Statistics Professors Scott Holan and Christopher Wikle have received a $2.85 million grant to develop new research models that will improve census demographic data analysis.
When Holan and Wikle opened the email notice for their award, they couldn’t resist celebrating. The award, after all, represents the largest grant ever funded in the statistics department.
“We both saw those emails simultaneously, and we immediately converged in the hallway and gave high-fives,” Wikle said. “It was pretty exciting.”
The grant, funded by a partnership between the U.S. Census Bureau and the National Science Foundation, focuses on the American Community Survey (ACS), an ongoing survey that replaces the constitutionally mandated decennial census long-form. MU is one of eight universities to receive NSF-Census Research Network’s federal grants this year and will collaborate with The Ohio State University.
In previous decennial censuses, long forms were sent out to collect demographic information on different regions. These forms, Wikle said, were only collected on a decadal basis, whereas the ACS provides a continuous stream of up-to-date information throughout the decade.
The team of statisticians will borrow methodology from spatio-temporal statistics, which looks at the relationship of data over space, location and time. By comparing the data accumulated among contiguous counties, Wikle and Holan say they can generate more accurate estimates of ACS demographic quantities.
“If there is some similarity between neighboring counties, which is common, especially in a rural environment, and if there’s strong dependence between those measurements, it’s like getting more information,” Wikle said. “Instead of sampling as many people in one county, you can sample what you can afford. Because they’re related to what happens nearby, and if you combine [the data] in a clever way, you get more bang for your buck.”

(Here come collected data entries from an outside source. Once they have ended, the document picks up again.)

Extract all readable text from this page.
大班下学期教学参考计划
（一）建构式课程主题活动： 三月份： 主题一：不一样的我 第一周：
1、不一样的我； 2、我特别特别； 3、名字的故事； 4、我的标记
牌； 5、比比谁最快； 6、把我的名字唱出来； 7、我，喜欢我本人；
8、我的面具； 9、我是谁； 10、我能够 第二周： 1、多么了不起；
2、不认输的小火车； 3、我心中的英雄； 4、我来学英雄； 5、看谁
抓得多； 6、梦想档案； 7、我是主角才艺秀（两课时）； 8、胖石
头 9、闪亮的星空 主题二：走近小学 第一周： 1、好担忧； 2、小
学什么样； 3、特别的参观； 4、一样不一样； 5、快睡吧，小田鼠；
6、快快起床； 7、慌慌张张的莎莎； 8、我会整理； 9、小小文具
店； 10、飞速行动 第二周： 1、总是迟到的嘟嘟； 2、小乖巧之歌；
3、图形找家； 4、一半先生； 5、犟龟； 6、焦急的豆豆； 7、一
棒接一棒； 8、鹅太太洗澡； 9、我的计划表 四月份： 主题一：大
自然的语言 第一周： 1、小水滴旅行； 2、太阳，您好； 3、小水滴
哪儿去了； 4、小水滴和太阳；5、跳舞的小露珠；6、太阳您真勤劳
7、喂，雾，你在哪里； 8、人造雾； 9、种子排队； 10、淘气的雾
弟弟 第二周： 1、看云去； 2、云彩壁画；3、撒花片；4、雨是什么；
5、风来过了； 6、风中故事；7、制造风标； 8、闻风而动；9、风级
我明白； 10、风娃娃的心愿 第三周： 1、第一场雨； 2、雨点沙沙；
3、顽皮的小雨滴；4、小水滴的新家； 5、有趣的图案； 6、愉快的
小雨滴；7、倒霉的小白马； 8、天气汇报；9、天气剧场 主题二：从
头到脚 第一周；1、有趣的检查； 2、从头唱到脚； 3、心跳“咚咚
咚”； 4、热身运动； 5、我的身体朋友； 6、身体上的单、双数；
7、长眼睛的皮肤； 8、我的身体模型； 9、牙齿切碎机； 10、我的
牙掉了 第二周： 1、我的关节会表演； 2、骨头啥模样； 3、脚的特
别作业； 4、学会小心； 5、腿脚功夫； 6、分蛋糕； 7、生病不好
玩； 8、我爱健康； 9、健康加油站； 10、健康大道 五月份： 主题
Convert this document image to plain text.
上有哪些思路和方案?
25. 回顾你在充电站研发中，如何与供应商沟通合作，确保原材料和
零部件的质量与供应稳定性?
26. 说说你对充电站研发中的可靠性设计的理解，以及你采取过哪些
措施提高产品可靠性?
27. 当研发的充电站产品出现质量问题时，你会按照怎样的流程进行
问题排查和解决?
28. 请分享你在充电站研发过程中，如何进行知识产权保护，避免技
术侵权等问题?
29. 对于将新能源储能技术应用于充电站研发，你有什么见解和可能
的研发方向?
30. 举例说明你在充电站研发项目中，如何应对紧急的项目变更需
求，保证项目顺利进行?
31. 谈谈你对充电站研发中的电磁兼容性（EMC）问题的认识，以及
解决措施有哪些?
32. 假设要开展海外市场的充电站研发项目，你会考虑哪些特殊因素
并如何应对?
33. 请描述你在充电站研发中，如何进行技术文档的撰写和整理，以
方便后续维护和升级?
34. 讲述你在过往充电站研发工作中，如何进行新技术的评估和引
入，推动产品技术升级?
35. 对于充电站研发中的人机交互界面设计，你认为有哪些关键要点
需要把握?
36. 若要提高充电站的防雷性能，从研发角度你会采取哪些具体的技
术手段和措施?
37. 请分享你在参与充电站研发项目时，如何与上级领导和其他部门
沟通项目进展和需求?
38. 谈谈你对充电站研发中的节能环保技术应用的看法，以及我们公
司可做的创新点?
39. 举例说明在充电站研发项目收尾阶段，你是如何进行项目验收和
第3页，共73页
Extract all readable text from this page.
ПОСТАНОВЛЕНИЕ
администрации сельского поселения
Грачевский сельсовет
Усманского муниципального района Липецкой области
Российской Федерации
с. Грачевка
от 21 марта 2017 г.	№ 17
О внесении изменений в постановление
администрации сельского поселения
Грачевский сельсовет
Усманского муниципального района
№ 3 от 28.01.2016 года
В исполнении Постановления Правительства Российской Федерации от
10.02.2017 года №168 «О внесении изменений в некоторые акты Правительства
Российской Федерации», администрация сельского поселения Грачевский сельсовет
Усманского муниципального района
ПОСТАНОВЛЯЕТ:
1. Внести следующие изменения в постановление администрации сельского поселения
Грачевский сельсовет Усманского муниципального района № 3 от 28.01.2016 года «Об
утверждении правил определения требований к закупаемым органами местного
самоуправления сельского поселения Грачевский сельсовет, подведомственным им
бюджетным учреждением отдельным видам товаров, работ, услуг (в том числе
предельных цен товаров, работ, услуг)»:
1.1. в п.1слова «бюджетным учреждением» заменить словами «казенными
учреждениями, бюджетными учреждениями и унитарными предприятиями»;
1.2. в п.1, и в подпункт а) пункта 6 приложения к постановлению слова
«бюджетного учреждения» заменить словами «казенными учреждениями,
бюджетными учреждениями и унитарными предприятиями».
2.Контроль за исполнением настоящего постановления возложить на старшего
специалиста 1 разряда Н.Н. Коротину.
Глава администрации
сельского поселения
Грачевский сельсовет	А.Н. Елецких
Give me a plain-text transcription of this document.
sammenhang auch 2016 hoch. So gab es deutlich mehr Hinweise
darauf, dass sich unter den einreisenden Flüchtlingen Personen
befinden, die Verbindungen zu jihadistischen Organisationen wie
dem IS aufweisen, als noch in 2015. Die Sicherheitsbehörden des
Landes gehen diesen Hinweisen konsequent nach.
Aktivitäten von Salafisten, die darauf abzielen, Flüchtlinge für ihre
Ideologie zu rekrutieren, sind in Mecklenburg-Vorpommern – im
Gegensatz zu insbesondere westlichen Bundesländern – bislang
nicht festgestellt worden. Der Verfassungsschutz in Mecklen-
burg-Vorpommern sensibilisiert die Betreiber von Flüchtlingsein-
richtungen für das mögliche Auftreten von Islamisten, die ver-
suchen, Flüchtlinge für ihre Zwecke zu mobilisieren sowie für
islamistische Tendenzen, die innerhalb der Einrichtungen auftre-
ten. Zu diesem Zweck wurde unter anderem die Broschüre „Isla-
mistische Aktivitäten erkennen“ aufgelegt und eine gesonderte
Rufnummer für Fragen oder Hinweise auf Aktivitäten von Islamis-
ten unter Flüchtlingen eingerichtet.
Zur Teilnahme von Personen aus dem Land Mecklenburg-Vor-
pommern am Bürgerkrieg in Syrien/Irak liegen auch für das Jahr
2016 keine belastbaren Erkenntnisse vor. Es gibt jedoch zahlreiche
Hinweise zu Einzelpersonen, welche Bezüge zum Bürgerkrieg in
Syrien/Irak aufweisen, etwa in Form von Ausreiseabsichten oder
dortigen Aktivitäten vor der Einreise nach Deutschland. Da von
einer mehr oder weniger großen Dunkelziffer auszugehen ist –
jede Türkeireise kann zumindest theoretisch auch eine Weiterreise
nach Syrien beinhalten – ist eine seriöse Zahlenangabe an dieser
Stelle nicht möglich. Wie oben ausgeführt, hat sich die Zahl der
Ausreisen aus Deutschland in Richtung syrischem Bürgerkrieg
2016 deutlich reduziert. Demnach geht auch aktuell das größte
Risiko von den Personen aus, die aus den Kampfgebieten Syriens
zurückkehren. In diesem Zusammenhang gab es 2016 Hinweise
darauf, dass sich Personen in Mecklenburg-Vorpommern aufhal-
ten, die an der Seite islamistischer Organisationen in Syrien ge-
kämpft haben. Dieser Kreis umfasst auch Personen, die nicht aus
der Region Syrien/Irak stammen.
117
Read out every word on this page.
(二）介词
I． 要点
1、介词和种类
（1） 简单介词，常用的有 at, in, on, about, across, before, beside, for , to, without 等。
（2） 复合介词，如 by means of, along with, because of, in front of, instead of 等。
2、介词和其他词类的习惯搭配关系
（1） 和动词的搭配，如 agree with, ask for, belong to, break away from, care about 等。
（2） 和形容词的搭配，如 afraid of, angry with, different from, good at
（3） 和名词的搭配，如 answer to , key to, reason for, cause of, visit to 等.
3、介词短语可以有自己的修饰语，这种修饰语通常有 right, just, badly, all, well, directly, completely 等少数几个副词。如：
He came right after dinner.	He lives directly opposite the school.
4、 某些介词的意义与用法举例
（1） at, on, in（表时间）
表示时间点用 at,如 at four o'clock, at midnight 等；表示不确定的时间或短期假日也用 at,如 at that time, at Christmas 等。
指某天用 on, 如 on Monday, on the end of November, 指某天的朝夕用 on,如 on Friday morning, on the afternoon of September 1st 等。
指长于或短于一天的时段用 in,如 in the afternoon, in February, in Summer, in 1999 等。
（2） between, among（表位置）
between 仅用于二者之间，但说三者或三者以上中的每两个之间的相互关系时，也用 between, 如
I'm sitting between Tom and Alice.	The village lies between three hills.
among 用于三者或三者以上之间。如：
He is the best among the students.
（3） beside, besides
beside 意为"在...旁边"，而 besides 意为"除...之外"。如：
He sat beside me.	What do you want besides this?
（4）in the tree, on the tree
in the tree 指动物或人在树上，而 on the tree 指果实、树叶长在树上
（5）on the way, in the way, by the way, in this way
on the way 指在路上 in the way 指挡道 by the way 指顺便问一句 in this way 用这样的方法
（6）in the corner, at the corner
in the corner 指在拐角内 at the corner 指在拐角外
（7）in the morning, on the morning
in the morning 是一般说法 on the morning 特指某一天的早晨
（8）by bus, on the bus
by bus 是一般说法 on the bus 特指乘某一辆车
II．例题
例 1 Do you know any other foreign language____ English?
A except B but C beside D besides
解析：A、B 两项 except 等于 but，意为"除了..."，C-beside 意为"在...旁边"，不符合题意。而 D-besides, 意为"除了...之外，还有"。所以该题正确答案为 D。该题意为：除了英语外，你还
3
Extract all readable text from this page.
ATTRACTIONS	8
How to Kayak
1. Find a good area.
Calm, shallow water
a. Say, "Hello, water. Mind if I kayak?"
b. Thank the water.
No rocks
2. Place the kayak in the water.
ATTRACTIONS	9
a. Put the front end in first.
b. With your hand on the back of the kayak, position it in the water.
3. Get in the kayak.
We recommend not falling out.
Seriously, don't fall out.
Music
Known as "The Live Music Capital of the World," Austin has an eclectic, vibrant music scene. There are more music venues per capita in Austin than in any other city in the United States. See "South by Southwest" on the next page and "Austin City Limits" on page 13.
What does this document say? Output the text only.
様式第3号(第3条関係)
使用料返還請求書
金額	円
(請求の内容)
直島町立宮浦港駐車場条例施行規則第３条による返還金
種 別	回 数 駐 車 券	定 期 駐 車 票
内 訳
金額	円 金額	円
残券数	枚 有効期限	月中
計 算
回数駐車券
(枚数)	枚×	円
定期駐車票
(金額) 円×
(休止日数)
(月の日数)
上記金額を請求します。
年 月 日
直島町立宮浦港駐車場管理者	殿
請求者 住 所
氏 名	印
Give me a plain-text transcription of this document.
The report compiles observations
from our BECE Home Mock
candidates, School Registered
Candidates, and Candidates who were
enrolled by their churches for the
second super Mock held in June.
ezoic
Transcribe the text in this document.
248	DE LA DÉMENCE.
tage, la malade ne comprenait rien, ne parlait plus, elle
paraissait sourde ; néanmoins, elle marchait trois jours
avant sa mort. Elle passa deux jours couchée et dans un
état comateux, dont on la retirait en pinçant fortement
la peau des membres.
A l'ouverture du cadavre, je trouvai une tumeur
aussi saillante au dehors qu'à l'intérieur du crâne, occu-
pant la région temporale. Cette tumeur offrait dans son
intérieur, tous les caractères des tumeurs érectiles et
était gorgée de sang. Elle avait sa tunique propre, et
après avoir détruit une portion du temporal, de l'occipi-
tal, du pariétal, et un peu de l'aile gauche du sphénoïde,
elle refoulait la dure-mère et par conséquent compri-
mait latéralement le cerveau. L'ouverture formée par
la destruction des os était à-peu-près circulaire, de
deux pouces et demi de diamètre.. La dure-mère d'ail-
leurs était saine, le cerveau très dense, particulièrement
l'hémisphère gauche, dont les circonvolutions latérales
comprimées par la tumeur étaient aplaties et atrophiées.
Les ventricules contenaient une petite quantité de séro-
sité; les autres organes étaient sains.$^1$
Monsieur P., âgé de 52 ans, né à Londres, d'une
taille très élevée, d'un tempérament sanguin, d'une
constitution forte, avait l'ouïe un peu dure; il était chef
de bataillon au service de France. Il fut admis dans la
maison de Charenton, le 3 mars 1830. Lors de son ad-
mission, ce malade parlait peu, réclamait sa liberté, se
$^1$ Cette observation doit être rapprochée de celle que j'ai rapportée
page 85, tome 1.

The approach is called “borrowing strength” and will provide cost-effective means with better results.
According the U.S. Census Bureau’s website, ACS data determine the allocation of $400 billion in federal revenue. This money incorporates many important government programs, including school lunch programs, No Child Left Behind and Small Area Income and Poverty Estimates.
Wikle and Holan say the grant money will strengthen their department and give students invaluable paid-research opportunities. In the project’s five-year span, Holan said two postdoctoral students, about four graduate students and up to a dozen undergraduates will work on the project in a variety of positions.
The grant has generated buzz among the statistics majors, Holan said. Many have approached him after class to discuss the research and are excited to apply for positions. Holan said he hopes the grant will build a stronger relationship among statistics majors from the different degree levels.
“It’s a nice way to build a hierarchy,” Holan said. “We can have faculty mentoring the postdocs, graduates and the undergraduates. The postdocs can mentor the graduates, and the graduates can mentor the undergraduates to foster a nice balance.”
Wikle, director of undergraduate studies for statistics, said the research provides rare opportunities for undergraduate statistics majors.
“It’s unusual in statistics to have the opportunity to actually fund undergraduates in research,” Wikle said. “We specifically put it into the grant because one of the goals is to train people to get involved in the federal statistics system.”
The statisticians will work during the next five years and report their findings to the NSF-Census Research Network.